Normalement, à l’étranger, l’on considère que le seuil de 30 % est critique pour déterminer si un opérateur a le monopole. C’est un seuil que l’on considère comme étant critique en Europe, par exemple. À Maurice, par contre, les 30 % ne sont pas tout à fait applicables. Car en Europe, il y a de gros opérateurs. L’un d’entre eux peut détenir 29 % du marché et le second 15 %, par exemple. Alors qu’à Maurice, il y a un gros opérateur qui détient déjà 20 à 22 % du marché. En faisant une acquisition, il passe à 26 %. Le reste du marché est divisé entre plusieurs petits opérateurs. Le groupe Way, par exemple, regroupe plusieurs opérateurs, notamment des commerçants indépendants. Du coup, nous ne pouvons pas calquer le seuil de 30 %, qui est valable en Europe, au contexte mauricien. Aucune loi ne spécifie ce pourcentage à Maurice, sauf en Europe où c’est le yardstick. C’est à la Competition Commission de déterminer ce taux en tenant compte du contexte local. À mon avis cela devrait tourner autour de 20 % et 25 %.

Quel constat faites-vous de la consommation ?

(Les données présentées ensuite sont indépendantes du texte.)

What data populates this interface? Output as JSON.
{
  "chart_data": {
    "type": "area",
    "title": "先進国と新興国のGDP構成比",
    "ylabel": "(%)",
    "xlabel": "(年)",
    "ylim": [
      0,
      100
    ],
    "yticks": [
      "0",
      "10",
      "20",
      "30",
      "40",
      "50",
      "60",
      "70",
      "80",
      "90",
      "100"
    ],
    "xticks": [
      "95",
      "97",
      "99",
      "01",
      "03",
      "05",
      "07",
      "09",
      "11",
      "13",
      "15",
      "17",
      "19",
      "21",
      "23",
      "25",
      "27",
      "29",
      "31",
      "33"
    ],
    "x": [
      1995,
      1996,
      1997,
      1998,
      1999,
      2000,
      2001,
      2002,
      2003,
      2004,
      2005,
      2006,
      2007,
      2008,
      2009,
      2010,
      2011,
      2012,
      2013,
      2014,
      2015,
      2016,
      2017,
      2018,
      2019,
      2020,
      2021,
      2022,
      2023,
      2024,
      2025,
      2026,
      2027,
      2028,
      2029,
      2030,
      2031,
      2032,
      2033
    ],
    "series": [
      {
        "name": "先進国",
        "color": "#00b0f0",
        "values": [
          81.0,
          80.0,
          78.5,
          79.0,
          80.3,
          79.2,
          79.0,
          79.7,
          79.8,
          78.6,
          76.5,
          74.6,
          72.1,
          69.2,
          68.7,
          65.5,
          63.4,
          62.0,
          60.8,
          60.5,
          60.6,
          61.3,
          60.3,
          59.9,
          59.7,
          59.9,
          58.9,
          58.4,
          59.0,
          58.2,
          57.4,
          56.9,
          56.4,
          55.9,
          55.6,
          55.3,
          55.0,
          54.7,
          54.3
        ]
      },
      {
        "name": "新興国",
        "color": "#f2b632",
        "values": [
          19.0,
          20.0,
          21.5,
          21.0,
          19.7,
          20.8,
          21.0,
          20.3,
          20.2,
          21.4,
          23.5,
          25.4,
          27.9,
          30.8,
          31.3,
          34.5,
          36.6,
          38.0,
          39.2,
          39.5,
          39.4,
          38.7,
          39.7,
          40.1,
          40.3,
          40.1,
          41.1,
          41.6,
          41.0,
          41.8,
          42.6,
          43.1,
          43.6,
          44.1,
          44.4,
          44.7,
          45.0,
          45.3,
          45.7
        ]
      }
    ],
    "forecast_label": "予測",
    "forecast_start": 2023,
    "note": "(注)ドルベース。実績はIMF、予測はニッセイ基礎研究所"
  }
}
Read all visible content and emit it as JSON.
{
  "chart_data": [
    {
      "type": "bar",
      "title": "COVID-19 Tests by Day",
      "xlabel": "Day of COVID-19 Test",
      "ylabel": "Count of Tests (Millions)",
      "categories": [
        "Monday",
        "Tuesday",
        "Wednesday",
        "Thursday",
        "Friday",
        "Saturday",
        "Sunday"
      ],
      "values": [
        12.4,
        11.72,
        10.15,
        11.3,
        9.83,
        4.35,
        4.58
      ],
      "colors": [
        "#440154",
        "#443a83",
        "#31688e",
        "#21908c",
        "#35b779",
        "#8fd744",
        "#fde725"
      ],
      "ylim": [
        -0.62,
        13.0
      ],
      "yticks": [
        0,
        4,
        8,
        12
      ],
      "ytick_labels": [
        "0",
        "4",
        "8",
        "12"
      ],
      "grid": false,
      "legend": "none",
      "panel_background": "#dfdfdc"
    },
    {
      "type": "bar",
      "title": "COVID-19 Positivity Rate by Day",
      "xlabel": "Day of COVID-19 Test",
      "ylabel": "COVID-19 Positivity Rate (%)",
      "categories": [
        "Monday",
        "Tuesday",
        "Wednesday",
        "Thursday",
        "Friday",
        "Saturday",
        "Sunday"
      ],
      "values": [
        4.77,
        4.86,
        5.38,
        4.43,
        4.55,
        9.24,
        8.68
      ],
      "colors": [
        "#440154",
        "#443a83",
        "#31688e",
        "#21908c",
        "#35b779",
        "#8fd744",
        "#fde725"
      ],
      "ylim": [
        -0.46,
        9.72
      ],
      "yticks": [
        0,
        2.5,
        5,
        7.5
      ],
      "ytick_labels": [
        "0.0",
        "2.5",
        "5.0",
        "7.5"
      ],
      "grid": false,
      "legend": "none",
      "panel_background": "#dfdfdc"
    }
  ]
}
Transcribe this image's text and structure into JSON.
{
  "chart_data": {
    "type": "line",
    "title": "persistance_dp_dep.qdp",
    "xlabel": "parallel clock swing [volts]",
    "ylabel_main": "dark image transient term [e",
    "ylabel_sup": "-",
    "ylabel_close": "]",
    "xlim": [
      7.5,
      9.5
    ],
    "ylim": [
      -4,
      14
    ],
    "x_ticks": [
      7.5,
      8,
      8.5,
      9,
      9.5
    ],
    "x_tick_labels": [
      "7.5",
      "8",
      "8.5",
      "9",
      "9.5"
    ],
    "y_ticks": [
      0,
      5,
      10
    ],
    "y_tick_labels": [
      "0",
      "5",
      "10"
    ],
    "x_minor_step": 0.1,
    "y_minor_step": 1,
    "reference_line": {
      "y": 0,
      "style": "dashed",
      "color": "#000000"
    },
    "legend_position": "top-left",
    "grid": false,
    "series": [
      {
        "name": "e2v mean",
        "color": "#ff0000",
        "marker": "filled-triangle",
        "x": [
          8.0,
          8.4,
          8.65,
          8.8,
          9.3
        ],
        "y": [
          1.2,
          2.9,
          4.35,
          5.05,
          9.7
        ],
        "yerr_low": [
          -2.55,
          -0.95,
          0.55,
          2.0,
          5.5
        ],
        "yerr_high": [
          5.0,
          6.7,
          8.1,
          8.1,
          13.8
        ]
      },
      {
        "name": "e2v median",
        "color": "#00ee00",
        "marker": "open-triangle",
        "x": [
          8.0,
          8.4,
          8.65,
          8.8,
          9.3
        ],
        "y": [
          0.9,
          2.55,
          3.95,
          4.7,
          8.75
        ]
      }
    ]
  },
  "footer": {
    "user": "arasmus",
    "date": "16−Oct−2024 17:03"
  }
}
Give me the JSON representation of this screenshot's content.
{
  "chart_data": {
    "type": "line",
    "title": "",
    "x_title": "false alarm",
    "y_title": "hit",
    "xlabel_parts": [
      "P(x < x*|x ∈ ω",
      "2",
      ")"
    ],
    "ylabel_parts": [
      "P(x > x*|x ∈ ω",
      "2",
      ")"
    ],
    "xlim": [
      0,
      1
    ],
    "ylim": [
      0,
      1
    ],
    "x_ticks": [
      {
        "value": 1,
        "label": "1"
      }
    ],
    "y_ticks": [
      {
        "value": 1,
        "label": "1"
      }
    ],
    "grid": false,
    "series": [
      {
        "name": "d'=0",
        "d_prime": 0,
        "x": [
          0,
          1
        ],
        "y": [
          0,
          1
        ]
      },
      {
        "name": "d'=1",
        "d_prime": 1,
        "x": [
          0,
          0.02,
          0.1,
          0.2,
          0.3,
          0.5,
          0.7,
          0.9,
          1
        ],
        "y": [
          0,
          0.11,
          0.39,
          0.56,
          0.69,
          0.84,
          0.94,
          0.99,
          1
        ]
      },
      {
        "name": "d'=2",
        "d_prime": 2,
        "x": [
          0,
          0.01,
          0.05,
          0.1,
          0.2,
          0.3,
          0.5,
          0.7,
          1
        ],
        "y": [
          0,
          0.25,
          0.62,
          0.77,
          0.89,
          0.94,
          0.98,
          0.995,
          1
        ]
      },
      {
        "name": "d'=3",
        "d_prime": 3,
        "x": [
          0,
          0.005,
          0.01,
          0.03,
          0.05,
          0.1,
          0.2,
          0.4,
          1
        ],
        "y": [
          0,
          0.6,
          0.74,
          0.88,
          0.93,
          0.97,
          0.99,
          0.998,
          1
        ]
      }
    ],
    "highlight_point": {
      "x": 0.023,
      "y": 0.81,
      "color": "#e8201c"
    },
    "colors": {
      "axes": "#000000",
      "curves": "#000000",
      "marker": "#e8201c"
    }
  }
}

En général, je note que le coût de la vie s’est bien stabilisé ces dernières années. Il y a eu des hausses de prix depuis quelques jours, certes, mais si l’on observe bien, depuis ces cinq dernières années, il n’y a pas eu d’augmentations conséquentes. Par contre, je suis très sensible aux doléances des consommateurs par rapport à l’accroissement du prix de l’alcool et de la cigarette. Je me demande si l’objectif de cette décision du gouvernement est de réduire la consommation d’alcool et de cigarette ou d’accroître ses revenus ? Car j’estime que même avec l’augmentation de prix, la consommation restera le même et aujourd’hui ce sont les petites gens qui en font les frais. Ils se tourneront de plus en plus vers le bas de gamme.

Qu’en est-il des projets du groupe Intermart ? Après l’ouverture d’une succursale à Beau-Bassin, quelle est votre stratégie de développement à travers le pays ?

Chaque magasin a ses propres spécificités et ses compétences selon ces spécificités. Au niveau d’Intermart, nous iront là où il y a demande. Il y a trois facteurs qui déterminent notre stratégie : la demande, la logistique et la main-d’oeuvre disponible pour ouvrir un magasin. Nous comptons certainement en ouvrir d’autres à travers le pays, selon nos priorités respectives pour chaque région.